U.S. Macroeconomic Indicators & the Cotton Supply Chain
The labor market continues to show signs of improvement, with job growth in June estimated to be the strongest in nearly a year. Accumulated savings, rising confidence, and lower COVID case numbers suggest that consumer spending should be strong throughout the summer and support GDP growth in the third quarter.
Inflation has emerged as a concern. A wide range of commodity prices increased significantly over the past twelve months. Transportation bottlenecks have increased costs of getting commodities and finished goods to markets. Employers are reporting difficulty in finding workers and may need to boost wages to attract talent.
If the Federal Reserve chooses to move away from its current set of stimulative policies, impacts could be expected for both markets and the growth outlook. The Federal Reserve follows a dual mandate, requiring officials to maintain inflation near two percent while pursuing full employment. The net change in jobs since the pandemic is -6.7 million, and 3.4 million people have left the workforce. With millions still out of work, a priority has been the employment-related mandate. Current year-over-year rates of inflation are being affected by comparison against the worst of the COVID-affected months. Those distortions may cause the Fed to wait for more data before beginning a reversal of policy direction.
In June, the U.S. economy was estimated to have added +850,000 jobs. This represents the strongest monthly increase since August of last year. Revisions to existing figures for April (-9,000 to +269,000) and May (+24,000 to +583,000) were mixed, but slightly net positive. Over the past twelve months, job growth averaged +660,000.
The rate of job loss continues to ease. The latest value for initial claims for unemployment insurance set a new post-pandemic low of 364,000 claims/week. This is less than half the average over the past twelve months (826,000).
The unemployment rate was essentially unchanged last month (rose from 5.8% to 5.9%). The labor force increased slightly in June (+151,000 workers) and was +1.3 million workers higher year-over-year.
Consumer Confidence & Spending
The Conference Board’s Index of Consumer Confidence posted a solid increase month-over-month in June (+7.3 points, from 120.0 to 127.3). The index remains below levels before COVID (132.6 in February 2020) but is above the long-term average near 93.

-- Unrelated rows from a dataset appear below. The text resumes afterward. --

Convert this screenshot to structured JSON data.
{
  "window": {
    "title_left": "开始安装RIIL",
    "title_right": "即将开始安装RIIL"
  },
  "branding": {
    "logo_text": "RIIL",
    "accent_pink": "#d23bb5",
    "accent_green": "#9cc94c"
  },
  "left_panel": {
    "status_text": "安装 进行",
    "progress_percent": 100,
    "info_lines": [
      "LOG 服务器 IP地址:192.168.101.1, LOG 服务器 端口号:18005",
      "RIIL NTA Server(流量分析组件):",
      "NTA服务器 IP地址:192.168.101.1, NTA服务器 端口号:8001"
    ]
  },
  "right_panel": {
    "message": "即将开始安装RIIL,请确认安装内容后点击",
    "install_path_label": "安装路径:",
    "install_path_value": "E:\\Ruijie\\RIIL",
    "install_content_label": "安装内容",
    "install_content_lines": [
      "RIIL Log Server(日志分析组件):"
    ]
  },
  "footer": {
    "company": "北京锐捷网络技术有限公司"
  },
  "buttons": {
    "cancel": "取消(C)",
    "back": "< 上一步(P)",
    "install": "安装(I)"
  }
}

Overall consumer spending was down slightly month-over-month in May (-0.4%). This followed a slight increase in April (+0.3%) and a robust increase in March (+4.4%). A net result through these few months is that the gain in March was generally maintained. Year-over-year comparisons are distorted because many U.S. states were under general shutdown orders one year ago. Year-over-year, overall spending was up +16.4% in March, down -0.9% in April, and down -1.0% in May. In February, before year-ago comparisons against shutdown months started, overall spending was down -1.1%.
The pullback in spending on consumer services has weighed on overall spending since the onset of the pandemic in the U.S. Spending on consumer goods, like clothing, has fared better. In all but one month since the pandemic, consumer spending on clothing outperformed spending overall. However, spending growth on apparel has been volatile. There was strong month-over-month growth in January and March (+10.2% and +16.4% respectively), but there have been contractions in other months in 2021 (-4.2% in February, -0.9% in April, and -1.0% in May). Year-over-year, growth was +62.0%, +107.2%, and +50.0% between March and May (months of most severe COVID-related shutdowns). In January and February (pre-COVID comparisons), year-over-year spending on apparel was up +4.6% and +1.1%.
Consumer Prices & Import Data
Retail prices for apparel increased month-over-month in May (+1.1%). Figures for year-over-year changes in prices are also affected by comparison against the most severe months of COVID-driven shutdown. In May, average prices were +5.1% higher than one year ago. Last spring, the accumulation of inventory resulting from store closures resulted in widespread discounting.
Average import costs for cotton-dominant apparel shifted higher in the past two months of available data. In March 2021, the landed cost of goods set a record low (data back to 1989) in cost per square meter equivalent (SME). The deflation in sourcing costs stood in contrast to rising fiber and yarn prices over the past twelve months. Those upstream pressures, along with competition for capacity, could be pulling import costs higher. The latest value ($3.13/SME for May) is 6% higher than two months ago (seasonally adjusted data). It remains well below the values near $3.40/SME that were common before COVID but can be expected to continue to rise in coming months.